COLOMBIA: "COI LIBRI DI PADRE ANGELO HO RITROVATO LA MIA VOCAZIONE"

 "Da bambino sentivo la chiamata di Dio, poi però mi sono anche io adattato al mondo, come moltissimi ragazzi. Eppure,  entrai in seminario... ma a un certo punto stavo per perdere la mia vocazione, avrei lasciato il Seminario se non avessi trovato  questa esperienza e i libri di Padre Angelo Benolli". Senza mezzi termini, gli occhi accesi e la voce fiorita, Alexander,  seminarista colombiano, ha stupito tutti, compresi i Vescovi e i vari religiosi presenti al Meeting, raccontando la sua  esperienza e la svolta nel suo cammino di candidato al sacerdozio. "Nei 9 anni di formazione, tra teologia e filosofia, questi  libri di Padre Angelo sono necessari, che bello sarebbe se fossero messi in tutti i seminari! Grazie ad essi io ho scoperto la mia  vera vocazione" "confessa" Alexander, al sesto anno di seminario. È uno dei giovani collegati ai volontari donatori italiani  mediante l'adozione missionaria. Una speciale adozione a distanza che sostiene i giovani che vogliono farsi prete o suora.  Oggi Bazil, come altri suoi 5 compagni di seminario, stra facendo già esperienza concretamente missionaria. Questi ragazzi  animano ciascuno una comunità di famiglie della missione di Florencia Solidaria – Italia Solidale, in una zona molto calda  della Colombia, tra guerriglia, paramilitarismo, sfruttamento delle multinazionali e narcotraffico.

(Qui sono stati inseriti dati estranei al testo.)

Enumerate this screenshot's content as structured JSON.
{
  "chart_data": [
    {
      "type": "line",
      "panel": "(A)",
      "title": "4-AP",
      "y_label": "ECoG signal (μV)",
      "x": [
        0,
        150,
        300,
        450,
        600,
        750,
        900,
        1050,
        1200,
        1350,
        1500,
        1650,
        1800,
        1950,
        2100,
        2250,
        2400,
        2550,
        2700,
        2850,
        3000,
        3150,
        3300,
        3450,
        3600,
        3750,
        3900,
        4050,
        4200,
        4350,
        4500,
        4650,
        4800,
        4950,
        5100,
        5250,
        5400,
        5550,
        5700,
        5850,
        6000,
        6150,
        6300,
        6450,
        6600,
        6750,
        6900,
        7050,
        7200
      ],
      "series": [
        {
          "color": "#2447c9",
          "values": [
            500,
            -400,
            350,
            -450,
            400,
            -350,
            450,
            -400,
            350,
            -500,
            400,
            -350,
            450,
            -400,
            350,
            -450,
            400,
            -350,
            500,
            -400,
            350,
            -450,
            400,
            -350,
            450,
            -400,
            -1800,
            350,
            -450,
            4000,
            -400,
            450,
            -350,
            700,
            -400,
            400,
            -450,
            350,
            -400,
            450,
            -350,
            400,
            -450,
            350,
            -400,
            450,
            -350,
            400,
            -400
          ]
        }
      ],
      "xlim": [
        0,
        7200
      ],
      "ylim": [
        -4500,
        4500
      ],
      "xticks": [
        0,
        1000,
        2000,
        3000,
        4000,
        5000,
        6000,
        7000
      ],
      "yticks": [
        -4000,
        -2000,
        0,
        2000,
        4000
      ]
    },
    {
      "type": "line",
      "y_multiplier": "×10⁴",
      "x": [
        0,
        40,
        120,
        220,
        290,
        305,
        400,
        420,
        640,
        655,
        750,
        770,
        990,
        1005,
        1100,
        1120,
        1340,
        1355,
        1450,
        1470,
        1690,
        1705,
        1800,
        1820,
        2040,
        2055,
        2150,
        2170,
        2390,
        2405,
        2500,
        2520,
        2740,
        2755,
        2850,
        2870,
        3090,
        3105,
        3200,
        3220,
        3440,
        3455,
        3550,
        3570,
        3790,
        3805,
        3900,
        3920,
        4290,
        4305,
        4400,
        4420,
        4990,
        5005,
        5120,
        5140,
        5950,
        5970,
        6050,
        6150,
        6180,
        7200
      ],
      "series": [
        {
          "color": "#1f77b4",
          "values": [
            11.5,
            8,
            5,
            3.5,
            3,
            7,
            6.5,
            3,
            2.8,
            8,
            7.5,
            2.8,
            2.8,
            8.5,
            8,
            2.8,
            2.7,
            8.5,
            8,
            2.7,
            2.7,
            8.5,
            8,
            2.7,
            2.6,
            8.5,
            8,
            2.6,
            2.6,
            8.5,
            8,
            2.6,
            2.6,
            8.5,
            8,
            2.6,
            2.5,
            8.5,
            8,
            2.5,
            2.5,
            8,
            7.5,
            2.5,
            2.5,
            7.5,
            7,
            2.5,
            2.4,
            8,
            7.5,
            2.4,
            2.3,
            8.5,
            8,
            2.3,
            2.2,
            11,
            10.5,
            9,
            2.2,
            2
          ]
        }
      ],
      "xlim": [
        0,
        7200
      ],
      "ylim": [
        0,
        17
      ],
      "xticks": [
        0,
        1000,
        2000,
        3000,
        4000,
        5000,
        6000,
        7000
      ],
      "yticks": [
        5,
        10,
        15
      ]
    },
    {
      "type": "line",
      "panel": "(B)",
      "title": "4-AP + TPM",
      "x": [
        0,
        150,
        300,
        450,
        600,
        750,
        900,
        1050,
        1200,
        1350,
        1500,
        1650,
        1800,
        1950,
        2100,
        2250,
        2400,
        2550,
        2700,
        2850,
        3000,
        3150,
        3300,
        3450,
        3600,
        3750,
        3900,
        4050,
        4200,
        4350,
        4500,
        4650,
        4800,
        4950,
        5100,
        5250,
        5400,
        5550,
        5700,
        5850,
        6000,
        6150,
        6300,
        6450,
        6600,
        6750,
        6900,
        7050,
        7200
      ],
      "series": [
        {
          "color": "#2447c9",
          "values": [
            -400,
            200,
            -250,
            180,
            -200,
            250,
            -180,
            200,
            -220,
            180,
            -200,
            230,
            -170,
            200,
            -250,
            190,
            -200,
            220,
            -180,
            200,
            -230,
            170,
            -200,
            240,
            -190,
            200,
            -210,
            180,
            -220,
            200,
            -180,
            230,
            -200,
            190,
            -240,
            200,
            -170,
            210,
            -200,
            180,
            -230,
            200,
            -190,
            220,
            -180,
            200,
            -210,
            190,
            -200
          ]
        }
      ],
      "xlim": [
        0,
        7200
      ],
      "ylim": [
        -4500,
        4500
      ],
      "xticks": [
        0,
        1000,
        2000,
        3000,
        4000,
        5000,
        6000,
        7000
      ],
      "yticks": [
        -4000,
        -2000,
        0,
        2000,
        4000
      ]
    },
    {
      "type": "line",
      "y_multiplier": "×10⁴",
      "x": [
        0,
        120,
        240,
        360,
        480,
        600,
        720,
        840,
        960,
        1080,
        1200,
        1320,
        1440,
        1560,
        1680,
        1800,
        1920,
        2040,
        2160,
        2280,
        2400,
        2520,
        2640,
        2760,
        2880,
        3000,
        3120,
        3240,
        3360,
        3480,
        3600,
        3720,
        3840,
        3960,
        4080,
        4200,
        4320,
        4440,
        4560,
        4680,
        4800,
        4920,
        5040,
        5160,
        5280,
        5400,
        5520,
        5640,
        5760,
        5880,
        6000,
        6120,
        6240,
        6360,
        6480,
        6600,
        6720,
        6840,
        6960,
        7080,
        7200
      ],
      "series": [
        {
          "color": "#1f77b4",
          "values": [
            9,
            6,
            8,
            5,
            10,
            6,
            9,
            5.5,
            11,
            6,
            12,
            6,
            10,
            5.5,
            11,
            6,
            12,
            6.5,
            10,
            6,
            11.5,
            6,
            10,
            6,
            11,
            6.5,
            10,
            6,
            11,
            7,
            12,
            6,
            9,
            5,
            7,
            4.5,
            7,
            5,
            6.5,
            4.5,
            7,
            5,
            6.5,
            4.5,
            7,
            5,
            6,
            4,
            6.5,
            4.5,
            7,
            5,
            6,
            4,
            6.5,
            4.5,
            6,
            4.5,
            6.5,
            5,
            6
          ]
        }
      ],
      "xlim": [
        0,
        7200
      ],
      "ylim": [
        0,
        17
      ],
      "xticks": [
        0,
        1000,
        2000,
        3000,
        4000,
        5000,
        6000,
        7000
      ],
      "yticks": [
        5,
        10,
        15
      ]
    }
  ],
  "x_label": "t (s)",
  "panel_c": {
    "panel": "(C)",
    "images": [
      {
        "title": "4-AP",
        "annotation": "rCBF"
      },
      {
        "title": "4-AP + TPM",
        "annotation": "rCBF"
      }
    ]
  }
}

 Approfondiscono così la propria vocazione e aiutano le mamme e i papà a scoprire la propria, quella di genitori e di sposi, appunto. Partendo dalla loro realtà fino a riscoprire la Creazione che ciascuno ha dentro.

Testimonanze vive, concretamente necessarie e utili per i ragazzi, le famiglie e la Chiesa di oggi.
Infatti, questo primo giorno di Meeting è stato coronato dall'arrivo del Cardinale del Kenya Jhon Njue.